Já o texto de Alexandre Moraes, A construção dos atletas vencedores: Grécia Antiga e Brasil atual em uma perspectiva comparada, faz uma comparação entre a presença do ideal agnóstico na Grécia antiga como no Brasil contemporâneo. Ao analisar os epinícios, destinados aos atletas gregos vitoriosos e as músicas compostas para os jogadores de futebol brasileiros em destaque, o autor verifica que estes tinham a finalidade de homenagear e imortalizar os feitos destes vencedores. Muitas vezes, porém, defeitos e traços tortuosos de caráter eram minimizados frente à genialidade do atleta. Desta maneira, observa-se que heróis esportistas não existem somente pelo destaque assumido por seu desempenho, mas pela construção de discursos e representações que agregam à sua personalidade virtudes necessárias para que sua vitória seja reconhecida e percebida como legítima.

Finalizando esta seção temática, o capítulo Entre Olímpia e o Olimpismo: uma perspectiva comparada, de Kimom Ferreira, busca compreender a relação entre os Jogos Olímpicos da era Moderna e os Jogos Olímpicos da Antiguidade. Inicialmente, uma idéia de semelhança pode transparecer quando se analisa superficialmente estes movimentos. Fica claro, porém, através do levantamento e caracterização histórica trazida pelo autor no texto, que existe grande diferenciação entre os ideais olímpicos da Grécia antiga, ligados a disputas que proporcionasse visibilidade ao atleta e à sua pólis, e os ideais propostos pos Pierre de Coubertin, voltados ao pacifismo e à educação moral e social. Talvez este tenha feito uma leitura errônea dos jogos de Olímpia como uma tentativa de pacificação do mundo grego, quando na verdade serviam como exaltação da identidade grega.

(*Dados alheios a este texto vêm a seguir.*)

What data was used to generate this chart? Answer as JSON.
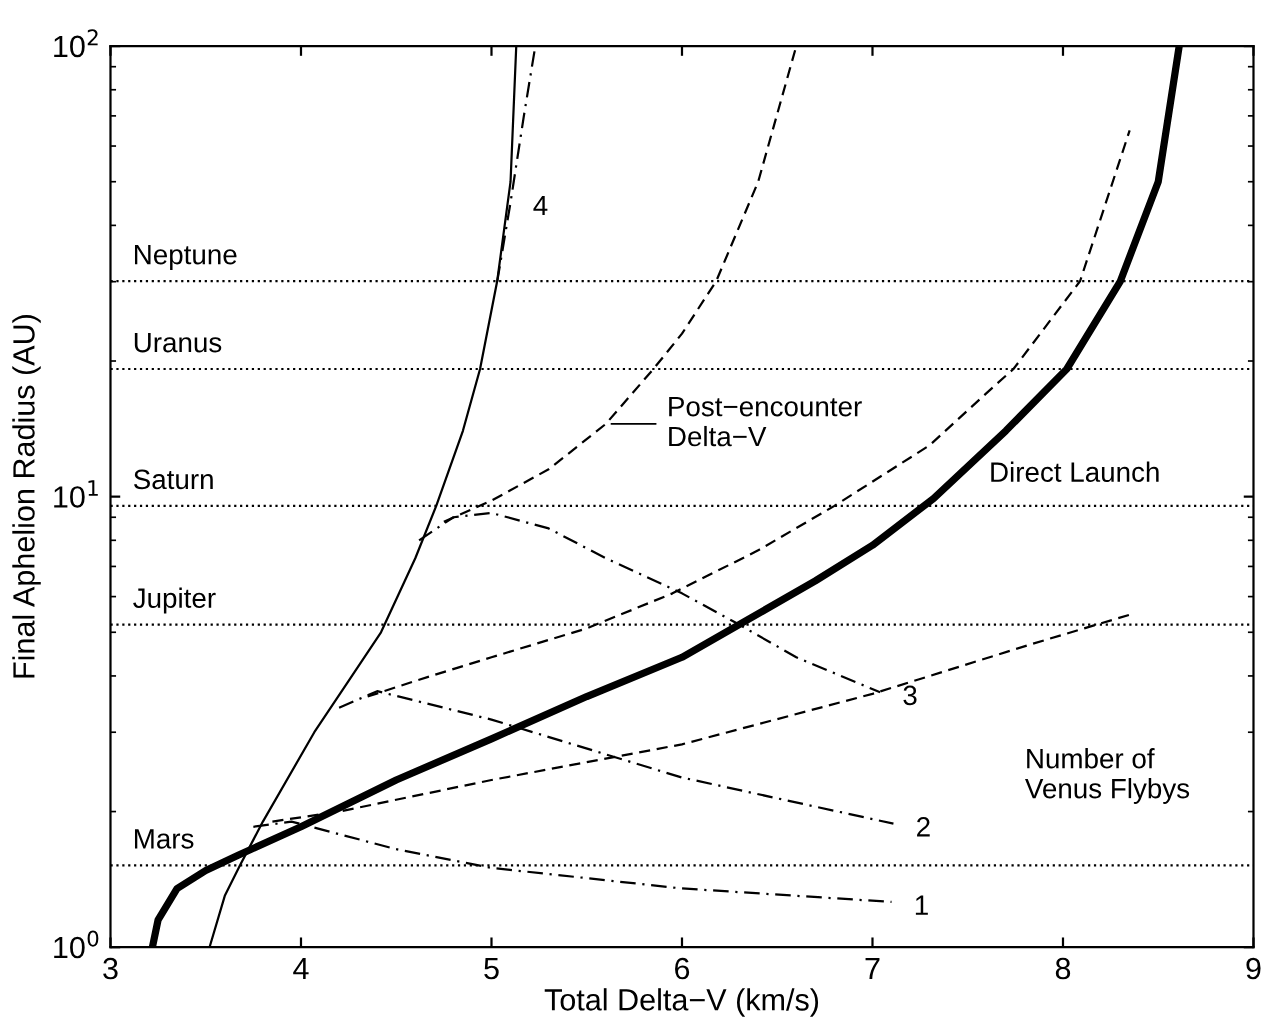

A terceira seção intitula-se O ESPORTE e apresenta dois capítulos, os quais analisam o desenvolvimento do esporte com o despontar da modernidade. Do Tour de France ao Velódromo Nacional: o ciclismo em Paris e no Rio de Janeiro na transição dos séculos XIX e XX, de André Schetino, se propõe a delinear um panorama cujas informações possam contribuir para a compreensão acerca do papel desempenhado pelo ciclismo no contexto das duas cidades. Iniciando pelo histórico da bicicleta, o autor passeia pelas familiaridades desta prática com outras já institucionalizadas assim como pelo acontecer de provas de ciclismo existentes nas duas cidades, tecendo algumas comparações entre elas. Dentre as análises que desenvolve, identifica o ciclismo como um esporte intimamente relacionado à modernidade enfatizando que, em Paris, sua prática se tornou um dos símbolos da identidade nacional francesa enquanto que no Brasil, não estabeleceu vínculos tão estreitos com sua população, nem mesmo, a carioca.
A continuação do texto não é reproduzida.